Katsuta later became mayor of Kobe, the capital of Hyogo Prefecture.

Rudolf Teusler, Allen’s predecessor and founder of St. Luke’s International Hospital in Tokyo, also worked hard for the cause.

The Yomei Maru set sail from Vladivostok on July 13, 1920, with a large and multinational party of more than 1,000 people aboard, including 780 of the children who were there at the time, staff workers, soldiers repatriating to other countries and Japanese crew members.

The vessel stopped at Muroran in Hokkaido, San Francisco and New York, among other ports, before arriving at Koivisto, Finland, which is not far from the children’s hometown of Petrograd, on Oct. 10, 1920.

Koivisto is now part of Russia and called Primorsk.

The Yomei Maru remembrance society published a book titled “The Yomei Maru and 800 children” from the Namiki Shobo publishing house in 2017 to pass down accounts of the history.

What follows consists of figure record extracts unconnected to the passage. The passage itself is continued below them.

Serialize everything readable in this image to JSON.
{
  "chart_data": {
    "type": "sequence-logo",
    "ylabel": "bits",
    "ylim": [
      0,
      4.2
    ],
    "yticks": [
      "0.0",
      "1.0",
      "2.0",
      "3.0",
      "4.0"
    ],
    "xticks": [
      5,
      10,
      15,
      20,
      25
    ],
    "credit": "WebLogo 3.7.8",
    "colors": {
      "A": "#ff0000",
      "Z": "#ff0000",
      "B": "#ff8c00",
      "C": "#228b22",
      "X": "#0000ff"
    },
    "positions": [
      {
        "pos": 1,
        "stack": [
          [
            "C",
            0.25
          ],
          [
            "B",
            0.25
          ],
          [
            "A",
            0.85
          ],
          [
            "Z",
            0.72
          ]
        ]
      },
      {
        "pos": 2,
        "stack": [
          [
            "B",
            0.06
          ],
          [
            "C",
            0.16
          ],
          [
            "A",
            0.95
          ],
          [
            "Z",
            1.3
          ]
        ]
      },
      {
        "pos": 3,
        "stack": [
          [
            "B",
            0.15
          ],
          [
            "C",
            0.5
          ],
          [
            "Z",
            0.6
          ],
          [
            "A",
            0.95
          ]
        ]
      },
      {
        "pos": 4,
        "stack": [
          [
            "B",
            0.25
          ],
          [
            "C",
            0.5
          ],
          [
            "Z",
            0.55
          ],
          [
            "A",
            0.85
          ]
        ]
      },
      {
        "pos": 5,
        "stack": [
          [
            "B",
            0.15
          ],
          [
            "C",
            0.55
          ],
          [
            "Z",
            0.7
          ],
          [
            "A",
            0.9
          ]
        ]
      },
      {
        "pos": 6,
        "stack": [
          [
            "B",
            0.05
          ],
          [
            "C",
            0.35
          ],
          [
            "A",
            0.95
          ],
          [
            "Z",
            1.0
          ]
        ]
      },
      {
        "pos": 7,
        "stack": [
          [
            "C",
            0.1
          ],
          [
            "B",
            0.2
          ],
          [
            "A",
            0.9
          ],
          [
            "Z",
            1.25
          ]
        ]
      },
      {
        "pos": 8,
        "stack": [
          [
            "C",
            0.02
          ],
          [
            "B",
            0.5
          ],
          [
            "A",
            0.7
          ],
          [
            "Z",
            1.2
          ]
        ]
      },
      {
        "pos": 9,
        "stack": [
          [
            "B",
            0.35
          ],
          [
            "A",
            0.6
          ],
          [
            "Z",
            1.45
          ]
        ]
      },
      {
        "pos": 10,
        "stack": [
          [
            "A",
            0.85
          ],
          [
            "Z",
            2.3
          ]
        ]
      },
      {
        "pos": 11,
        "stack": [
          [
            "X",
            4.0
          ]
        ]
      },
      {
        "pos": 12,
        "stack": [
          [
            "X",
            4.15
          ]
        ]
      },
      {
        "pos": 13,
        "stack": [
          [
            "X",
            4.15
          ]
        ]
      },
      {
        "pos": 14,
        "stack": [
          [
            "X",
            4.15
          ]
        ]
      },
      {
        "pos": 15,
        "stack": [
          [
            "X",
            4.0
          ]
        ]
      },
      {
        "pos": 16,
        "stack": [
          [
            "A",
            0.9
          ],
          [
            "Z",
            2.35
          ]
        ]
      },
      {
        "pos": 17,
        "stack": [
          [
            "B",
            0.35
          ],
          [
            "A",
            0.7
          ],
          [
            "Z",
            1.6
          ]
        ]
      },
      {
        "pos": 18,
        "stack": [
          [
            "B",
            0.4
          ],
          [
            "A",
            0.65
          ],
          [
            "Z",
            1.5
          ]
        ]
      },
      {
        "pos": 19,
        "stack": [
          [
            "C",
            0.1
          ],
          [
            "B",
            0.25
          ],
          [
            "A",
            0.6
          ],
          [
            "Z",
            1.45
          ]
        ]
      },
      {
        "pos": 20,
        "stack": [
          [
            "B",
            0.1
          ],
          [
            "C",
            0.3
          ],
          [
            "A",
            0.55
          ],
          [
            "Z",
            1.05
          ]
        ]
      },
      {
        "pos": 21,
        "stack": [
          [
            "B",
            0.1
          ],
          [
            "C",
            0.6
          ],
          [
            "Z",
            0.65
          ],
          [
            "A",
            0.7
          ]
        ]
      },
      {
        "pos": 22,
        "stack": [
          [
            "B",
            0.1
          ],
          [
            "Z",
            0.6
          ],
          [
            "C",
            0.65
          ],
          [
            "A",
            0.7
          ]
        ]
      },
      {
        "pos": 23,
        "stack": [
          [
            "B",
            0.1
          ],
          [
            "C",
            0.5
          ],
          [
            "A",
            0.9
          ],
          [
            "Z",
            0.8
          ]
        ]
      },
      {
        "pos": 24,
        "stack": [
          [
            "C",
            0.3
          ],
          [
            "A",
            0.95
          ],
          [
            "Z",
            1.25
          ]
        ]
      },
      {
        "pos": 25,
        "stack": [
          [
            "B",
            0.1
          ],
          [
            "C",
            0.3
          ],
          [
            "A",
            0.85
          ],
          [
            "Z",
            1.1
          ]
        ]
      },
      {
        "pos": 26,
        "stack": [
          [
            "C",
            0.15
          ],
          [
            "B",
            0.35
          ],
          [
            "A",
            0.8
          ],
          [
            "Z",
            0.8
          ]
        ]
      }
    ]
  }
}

The society also released a DVD titled “The Yomei Maru: A great voyage of a miracle,” which summarized its findings and achievements, earlier this year to mark the centenary of the voyage.

The novel coronavirus pandemic forced the society to postpone a visit to Russia, initially planned for May this year. Kitamuro is hoping to visit the country next year.

Molkina has plans for making an edition of the DVD subtitled in Russian.

“It’s like as if I had so far been guided by ties of some sort that transcend human power,” Kitamuro said.

“Perhaps pure expression of humanitarian sentiment is never easy in our world today, but it would be so wonderful if we were to live in a world where that is possible.”